Underfilled HashTables could be candidates for reaping unused memory, when an application has reached MemoryExhaustion. The cost would be to map all the values to a lesser space (still only 75% full or less) and to do this within existing memory, which could take a fair degree of cpu and time. Most applications don't go this far though; mostly HashTables are reclaimed largely in their entirety only when going out of scope and use.
Most of the time finding a good library will suffice, once you know how to use it properly.
Good Hash Functions
Good hash functions can be hard to come by; many have to be specially made for the task at hand.
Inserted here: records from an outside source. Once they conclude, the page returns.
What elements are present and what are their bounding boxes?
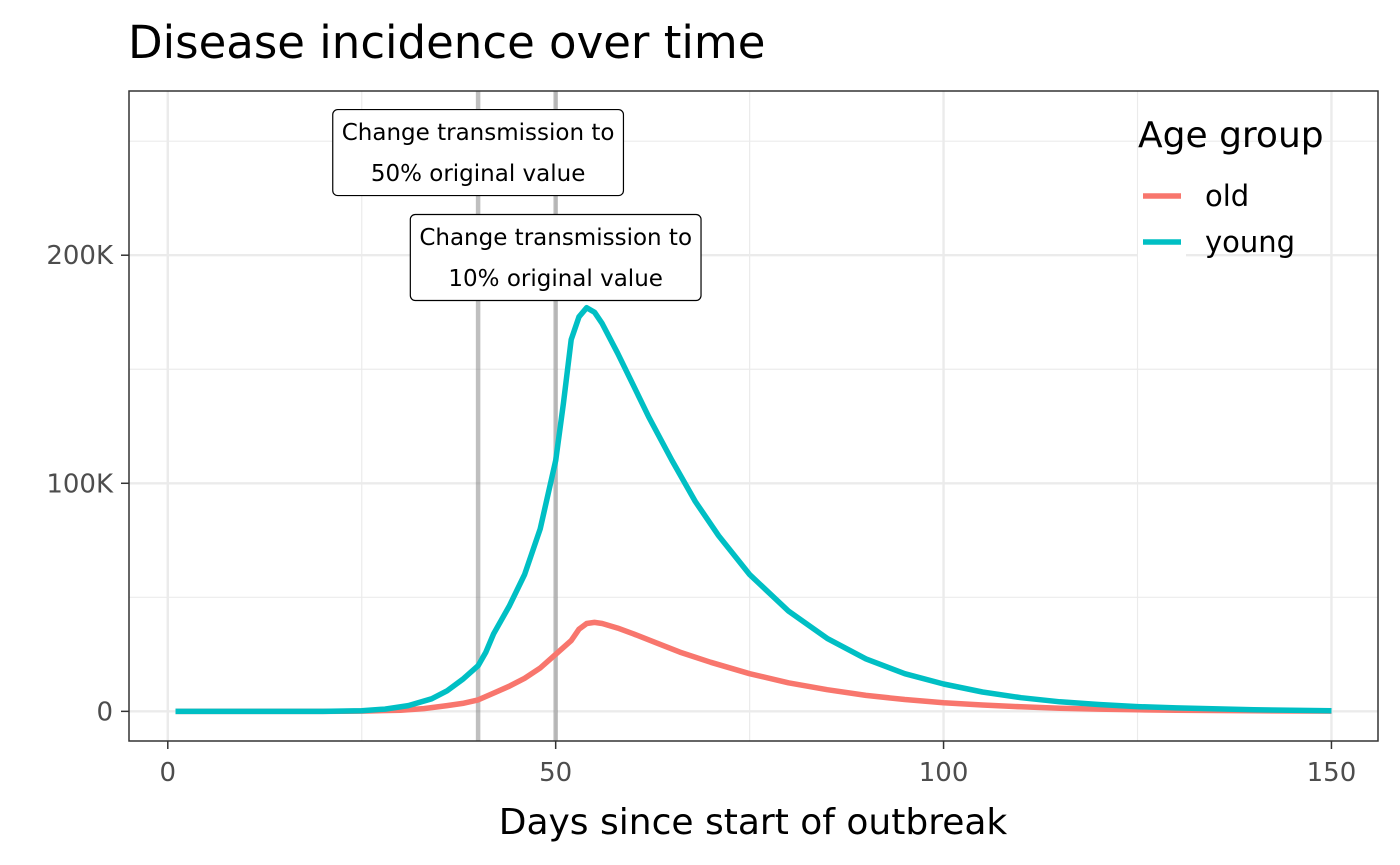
legend-title: Age group bbox=[1138, 115, 1324, 156]
chart-title: Disease incidence over time bbox=[128, 16, 765, 69]
y-tick-label: 0 bbox=[96, 697, 113, 727]
annotation-box bbox=[409, 213, 702, 302]
grid bbox=[129, 91, 1378, 741]
annotation-label: Change transmission to 50% original value bbox=[332, 108, 625, 197]
legend-label-young: young bbox=[1205, 225, 1295, 259]
legend-key-background bbox=[1138, 170, 1186, 262]
legend: Age group old young bbox=[1138, 115, 1324, 262]
x-tick-label: 50 bbox=[539, 758, 572, 788]
annotations: Change transmission to 50% original value… bbox=[332, 108, 702, 302]
annotation-text: 50% original value bbox=[371, 161, 586, 187]
x-tick-label: 0 bbox=[160, 758, 177, 788]
annotation-text: 10% original value bbox=[448, 266, 663, 292]
series-lines bbox=[175, 304, 1332, 715]
axes: 0 50 100 150 0 100K 200K bbox=[46, 241, 1356, 788]
y-tick-label: 100K bbox=[46, 469, 114, 499]
annotation-box bbox=[332, 108, 625, 197]
plot-panel-border bbox=[128, 90, 1379, 742]
series-line-old bbox=[175, 619, 1332, 715]
y-tick-label: 200K bbox=[46, 241, 114, 271]
x-tick-label: 150 bbox=[1307, 758, 1357, 788]
legend-label-old: old bbox=[1205, 179, 1249, 213]
annotation-label: Change transmission to 10% original value bbox=[409, 213, 702, 302]
annotation-text: Change transmission to bbox=[419, 225, 692, 251]
intervention-lines bbox=[475, 91, 558, 741]
x-axis-title: Days since start of outbreak bbox=[499, 802, 1008, 843]
x-tick-label: 100 bbox=[919, 758, 969, 788]
annotation-text: Change transmission to bbox=[342, 120, 615, 146]
series-line-young bbox=[175, 304, 1332, 715]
However, there are a variety of tried and proven hashing techniques that have been developed.
So, add links to them here.
Related Topics
Online Resources
None yet.
Example Implementations
A simple example of a hash function for strings (in CLanguage):
int string_hash(char *s) {
int hval = 0;
while(*s != '\0') {
hval *= 3;
hval += *s;
++s;
} return hval;
};This isn't a very good example; many strings will likely share the same signature.